Ces cas suggèrent des possibilités intrigantes concernant le potentiel du FBZ en tant qu’agent anticancéreux et soulignent la nécessité de poursuivre les recherches sur son efficacité clinique. À notre connaissance, il s’agit seulement de la deuxième série de cas documentant de tels résultats après que le groupe de recherche du Stanford University Medical Center dirigé par Chiang et al. [1] ait fourni des informations précieuses sur la réorientation potentielle du FBZ dans le traitement du cancer. Contrairement à la série de cas de l’Université de Stanford, les 3 cas présentés ici montrent des résultats de « non évidence de la maladie » (NED) maintenus pendant des mois et même des années.

Il est important de noter que ces études de cas ne fournissent pas de preuves définitives de l'efficacité du fenbendazole dans le traitement du cancer.
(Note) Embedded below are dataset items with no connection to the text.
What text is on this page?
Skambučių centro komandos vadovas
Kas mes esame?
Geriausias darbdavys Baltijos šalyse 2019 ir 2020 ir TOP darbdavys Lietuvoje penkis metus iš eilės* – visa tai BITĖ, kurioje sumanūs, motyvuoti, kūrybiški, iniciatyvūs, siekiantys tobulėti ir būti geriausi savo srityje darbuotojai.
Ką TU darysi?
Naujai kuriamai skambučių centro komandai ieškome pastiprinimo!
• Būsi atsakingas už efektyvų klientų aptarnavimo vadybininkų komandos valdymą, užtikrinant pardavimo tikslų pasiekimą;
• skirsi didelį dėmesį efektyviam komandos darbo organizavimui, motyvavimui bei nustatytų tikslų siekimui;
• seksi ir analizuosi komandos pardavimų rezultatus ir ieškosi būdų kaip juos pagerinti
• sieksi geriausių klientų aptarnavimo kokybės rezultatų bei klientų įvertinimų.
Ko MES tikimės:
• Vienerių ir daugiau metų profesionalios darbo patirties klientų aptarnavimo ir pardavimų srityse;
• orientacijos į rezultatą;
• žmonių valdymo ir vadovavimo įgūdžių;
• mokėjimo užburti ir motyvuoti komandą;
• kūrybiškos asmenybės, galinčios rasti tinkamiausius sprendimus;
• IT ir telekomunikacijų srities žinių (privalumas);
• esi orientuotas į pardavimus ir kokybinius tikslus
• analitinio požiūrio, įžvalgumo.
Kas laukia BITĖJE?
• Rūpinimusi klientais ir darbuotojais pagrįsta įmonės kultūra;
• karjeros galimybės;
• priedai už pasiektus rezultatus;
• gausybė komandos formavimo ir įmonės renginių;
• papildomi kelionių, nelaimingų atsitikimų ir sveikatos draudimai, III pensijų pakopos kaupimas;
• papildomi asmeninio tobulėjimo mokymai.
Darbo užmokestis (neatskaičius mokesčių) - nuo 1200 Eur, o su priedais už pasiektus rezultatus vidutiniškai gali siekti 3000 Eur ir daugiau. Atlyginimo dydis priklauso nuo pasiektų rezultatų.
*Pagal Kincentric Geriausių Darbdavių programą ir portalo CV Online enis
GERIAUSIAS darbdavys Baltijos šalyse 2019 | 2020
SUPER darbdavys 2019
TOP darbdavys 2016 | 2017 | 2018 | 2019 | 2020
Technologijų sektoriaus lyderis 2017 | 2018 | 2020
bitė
Ils suggèrent simplement qu'il pourrait avoir un potentiel dans certains cas et qu'il est nécessaire de mener des recherches supplémentaires pour déterminer son rôle dans le traitement du cancer.

Risques et Effets Secondaires Potentiels

Bien que le fenbendazole soit généralement considéré comme sûr pour une utilisation chez les animaux, ses effets secondaires potentiels chez l'humain ne sont pas entièrement connus. Les études de cas ont rapporté des effets secondaires tels que l'inflammation et les lésions hépatiques.

De plus, il est important de noter que le fenbendazole n'est pas approuvé pour une utilisation chez l'humain et que la prise d'un médicament destiné uniquement aux animaux peut être dangereuse. Les thérapies alternatives, telles que le fenbendazole, pourraient interagir avec les traitements standard prescrits, réduisant ainsi leur efficacité et/ou soulevant des questions de sécurité. Essayer un nouveau traitement à l'insu de votre médecin pourrait nuire à votre santé et compliquer la tâche de votre médecin qui doit vous prodiguer les soins dont vous avez besoin.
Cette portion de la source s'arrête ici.